Das Arbeitsgericht Stuttgart hat die Berufung zugelassen. Es bleibt also abzuwarten, ob das Urteil in den höheren Instanzen Bestand haben wird.

Auswirkungen auf die Praxis:

Das Arbeitsgericht Stuttgart hat mit seinem Urteil die Grundsätze zur abgestuften Darlegungslast nachvollziehbar angewendet und betont hierdurch die Wichtigkeit des Sachvortrags bereits in der ersten Instanz. Hierdurch wird insbesondere deutlich, dass Zahlungsklageverfahren auch bei unwirksamer Kündigung keinesfalls ein Selbstläufer für den Arbeitnehmer sind.

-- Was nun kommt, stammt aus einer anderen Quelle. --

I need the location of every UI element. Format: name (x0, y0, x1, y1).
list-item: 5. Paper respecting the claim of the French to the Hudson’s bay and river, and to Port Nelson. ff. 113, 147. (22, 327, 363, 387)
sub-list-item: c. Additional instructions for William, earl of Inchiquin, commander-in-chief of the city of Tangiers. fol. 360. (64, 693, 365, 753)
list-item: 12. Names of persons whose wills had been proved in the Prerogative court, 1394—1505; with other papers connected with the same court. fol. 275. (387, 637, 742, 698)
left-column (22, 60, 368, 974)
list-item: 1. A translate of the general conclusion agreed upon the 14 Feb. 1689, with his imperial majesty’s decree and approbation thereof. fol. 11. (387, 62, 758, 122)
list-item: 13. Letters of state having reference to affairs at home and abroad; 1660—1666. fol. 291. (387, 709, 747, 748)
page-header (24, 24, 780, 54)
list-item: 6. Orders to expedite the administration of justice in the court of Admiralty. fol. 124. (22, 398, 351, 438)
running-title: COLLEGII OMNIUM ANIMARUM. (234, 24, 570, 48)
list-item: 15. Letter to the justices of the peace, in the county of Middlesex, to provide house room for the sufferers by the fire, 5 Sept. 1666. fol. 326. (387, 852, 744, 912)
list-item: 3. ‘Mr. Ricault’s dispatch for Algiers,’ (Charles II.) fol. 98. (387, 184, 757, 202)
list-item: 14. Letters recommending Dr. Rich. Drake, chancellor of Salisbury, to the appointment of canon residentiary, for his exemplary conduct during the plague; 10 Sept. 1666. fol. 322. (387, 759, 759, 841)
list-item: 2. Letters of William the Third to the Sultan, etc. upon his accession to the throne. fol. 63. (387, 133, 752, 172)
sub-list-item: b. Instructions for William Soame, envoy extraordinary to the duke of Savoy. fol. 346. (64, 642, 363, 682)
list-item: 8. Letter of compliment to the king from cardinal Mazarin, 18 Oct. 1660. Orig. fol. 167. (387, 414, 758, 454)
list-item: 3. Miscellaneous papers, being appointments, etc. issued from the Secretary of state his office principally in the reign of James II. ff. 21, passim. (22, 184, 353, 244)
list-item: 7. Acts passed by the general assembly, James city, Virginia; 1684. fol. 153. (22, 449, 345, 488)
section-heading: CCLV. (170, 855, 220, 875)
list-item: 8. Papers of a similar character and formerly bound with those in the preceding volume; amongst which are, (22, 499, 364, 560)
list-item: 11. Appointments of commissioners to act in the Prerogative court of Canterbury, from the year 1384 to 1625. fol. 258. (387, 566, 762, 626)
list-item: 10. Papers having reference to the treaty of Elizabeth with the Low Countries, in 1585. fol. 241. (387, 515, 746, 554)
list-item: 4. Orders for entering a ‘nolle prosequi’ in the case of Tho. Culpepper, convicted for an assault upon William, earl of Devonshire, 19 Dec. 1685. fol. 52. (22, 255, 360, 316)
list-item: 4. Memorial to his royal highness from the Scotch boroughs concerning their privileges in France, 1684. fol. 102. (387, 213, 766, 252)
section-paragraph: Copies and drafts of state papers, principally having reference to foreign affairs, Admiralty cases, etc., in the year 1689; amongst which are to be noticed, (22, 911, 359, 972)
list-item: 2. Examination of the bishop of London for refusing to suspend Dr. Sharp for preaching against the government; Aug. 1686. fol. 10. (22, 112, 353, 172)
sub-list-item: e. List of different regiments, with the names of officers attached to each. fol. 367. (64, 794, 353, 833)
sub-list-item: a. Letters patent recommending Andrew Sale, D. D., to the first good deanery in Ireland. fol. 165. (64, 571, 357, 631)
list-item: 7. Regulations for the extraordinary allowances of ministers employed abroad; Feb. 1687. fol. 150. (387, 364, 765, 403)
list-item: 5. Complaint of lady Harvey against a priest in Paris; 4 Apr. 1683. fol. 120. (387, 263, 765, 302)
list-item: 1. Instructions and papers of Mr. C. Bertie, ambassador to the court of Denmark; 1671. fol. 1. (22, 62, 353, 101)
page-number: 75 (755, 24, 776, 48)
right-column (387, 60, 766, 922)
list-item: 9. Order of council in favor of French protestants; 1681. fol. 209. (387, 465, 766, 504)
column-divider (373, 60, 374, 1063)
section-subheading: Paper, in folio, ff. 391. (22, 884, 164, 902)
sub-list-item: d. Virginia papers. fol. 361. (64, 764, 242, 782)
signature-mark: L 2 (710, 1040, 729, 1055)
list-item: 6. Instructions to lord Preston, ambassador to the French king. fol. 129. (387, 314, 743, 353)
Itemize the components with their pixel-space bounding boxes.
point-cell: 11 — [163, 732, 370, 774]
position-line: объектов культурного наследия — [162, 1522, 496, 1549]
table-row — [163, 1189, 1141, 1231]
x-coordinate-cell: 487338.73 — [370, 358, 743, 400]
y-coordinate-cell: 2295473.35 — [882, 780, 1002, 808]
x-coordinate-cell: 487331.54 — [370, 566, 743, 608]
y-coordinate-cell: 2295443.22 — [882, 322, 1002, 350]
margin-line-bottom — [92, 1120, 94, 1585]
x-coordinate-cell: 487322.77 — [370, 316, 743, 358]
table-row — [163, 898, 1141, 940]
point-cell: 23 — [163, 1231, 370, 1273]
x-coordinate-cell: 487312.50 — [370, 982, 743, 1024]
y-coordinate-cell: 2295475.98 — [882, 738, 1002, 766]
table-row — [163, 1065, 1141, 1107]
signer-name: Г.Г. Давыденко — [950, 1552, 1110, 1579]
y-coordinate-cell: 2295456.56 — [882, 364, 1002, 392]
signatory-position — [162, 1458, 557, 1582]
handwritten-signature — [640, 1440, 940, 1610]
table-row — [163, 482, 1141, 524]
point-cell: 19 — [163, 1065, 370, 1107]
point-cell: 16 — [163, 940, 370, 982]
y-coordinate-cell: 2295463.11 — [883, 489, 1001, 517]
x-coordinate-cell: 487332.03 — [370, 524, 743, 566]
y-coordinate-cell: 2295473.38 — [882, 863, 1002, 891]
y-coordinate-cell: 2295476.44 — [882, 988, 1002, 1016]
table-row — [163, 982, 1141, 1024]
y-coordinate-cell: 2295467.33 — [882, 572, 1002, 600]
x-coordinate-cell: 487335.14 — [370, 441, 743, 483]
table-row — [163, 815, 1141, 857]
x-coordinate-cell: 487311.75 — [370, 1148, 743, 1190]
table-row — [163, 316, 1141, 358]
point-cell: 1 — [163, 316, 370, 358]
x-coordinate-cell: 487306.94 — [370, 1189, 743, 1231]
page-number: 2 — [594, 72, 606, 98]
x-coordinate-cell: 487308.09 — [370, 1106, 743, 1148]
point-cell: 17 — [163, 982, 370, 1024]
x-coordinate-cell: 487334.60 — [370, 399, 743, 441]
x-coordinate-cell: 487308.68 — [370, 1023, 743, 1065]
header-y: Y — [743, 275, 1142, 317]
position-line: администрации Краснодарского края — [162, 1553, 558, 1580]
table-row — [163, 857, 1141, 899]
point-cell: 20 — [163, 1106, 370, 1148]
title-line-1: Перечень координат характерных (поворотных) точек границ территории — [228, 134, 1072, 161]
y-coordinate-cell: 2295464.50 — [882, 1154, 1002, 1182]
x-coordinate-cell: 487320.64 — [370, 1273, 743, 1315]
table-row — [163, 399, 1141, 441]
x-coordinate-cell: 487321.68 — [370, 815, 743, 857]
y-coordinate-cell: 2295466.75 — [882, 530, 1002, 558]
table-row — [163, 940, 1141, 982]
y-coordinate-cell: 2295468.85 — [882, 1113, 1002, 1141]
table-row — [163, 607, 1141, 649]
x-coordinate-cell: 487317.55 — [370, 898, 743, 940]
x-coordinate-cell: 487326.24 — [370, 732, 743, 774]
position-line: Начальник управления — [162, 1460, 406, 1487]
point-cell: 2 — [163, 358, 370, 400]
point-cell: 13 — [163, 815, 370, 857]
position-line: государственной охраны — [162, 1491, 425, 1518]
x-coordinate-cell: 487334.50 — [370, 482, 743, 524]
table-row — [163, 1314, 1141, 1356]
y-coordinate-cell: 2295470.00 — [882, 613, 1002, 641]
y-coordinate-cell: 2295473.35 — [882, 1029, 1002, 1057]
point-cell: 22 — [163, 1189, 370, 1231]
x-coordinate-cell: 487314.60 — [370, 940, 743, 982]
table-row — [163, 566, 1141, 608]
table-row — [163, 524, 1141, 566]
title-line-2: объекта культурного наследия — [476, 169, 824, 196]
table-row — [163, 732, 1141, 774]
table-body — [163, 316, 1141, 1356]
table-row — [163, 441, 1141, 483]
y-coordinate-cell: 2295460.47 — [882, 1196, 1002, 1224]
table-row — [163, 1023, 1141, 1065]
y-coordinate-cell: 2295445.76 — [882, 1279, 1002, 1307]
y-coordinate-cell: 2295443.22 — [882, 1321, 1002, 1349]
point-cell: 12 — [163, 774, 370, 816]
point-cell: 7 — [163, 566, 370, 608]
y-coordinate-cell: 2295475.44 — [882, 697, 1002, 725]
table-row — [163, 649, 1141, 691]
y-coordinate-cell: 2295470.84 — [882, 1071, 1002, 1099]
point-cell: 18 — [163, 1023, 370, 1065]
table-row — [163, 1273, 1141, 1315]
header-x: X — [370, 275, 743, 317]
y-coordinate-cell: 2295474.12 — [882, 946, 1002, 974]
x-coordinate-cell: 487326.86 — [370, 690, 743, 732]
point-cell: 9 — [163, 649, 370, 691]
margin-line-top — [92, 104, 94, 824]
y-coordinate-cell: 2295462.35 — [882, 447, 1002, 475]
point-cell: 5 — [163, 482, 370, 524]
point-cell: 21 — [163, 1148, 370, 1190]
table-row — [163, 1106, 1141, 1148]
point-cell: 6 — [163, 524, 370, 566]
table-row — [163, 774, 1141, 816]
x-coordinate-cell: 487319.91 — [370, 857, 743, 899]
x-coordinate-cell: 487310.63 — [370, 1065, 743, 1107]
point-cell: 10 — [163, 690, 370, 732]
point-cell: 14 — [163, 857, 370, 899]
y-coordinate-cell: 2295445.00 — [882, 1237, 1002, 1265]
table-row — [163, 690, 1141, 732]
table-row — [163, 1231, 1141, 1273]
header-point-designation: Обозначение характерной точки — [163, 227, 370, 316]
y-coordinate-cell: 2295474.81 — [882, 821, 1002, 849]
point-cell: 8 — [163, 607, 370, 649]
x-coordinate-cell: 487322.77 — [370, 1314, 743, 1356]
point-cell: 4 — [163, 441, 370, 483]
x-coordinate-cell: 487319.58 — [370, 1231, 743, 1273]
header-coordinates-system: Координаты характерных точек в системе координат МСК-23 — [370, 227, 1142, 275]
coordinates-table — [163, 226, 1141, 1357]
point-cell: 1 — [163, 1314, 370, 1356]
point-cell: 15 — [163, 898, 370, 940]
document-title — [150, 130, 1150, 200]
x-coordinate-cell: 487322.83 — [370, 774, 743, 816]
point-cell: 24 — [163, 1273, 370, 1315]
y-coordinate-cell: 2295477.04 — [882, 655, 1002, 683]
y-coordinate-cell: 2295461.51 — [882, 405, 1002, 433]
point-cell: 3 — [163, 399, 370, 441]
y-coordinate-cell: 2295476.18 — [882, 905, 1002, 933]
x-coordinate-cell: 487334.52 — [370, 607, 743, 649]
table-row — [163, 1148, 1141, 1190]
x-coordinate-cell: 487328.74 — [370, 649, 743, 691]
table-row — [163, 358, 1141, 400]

Kritisch könnte dabei jedoch die Verkürzung der Rechtsposition des Arbeitnehmers zu sehen sein, die sich aus den gesetzlichen Regelungen direkt nicht so ergibt. Der Auskunftsanspruch muss an sich zunächst eingeklagt werden. Es ist auch zu erwarten, dass mit dem Umstand argumentiert wird, dass im Arbeitsrechtsprozess die 2. Instanz – anders als vor den ordentlichen Gerichten – regelmäßig als volle Tatsacheninstanz behandelt wird.

Sollte die Entscheidung auch in den höheren Instanzen Bestand haben, hätte dies jedenfalls zur Folge, dass sich Arbeitnehmer einem höheren Druck ausgesetzt sähen, ihrer sekundären Darlegungslast nachzukommen.

Allerdings ist denkbar, dass das Urteil und die Risiken für die Arbeitnehmer nun in der Praxis zunächst die Bereitschaft zu einer gütlichen Einigung durch den Arbeitnehmer erhöht, was gleichzeitig die Position des Arbeitgebers in solchen Fällen erheblich stärkt.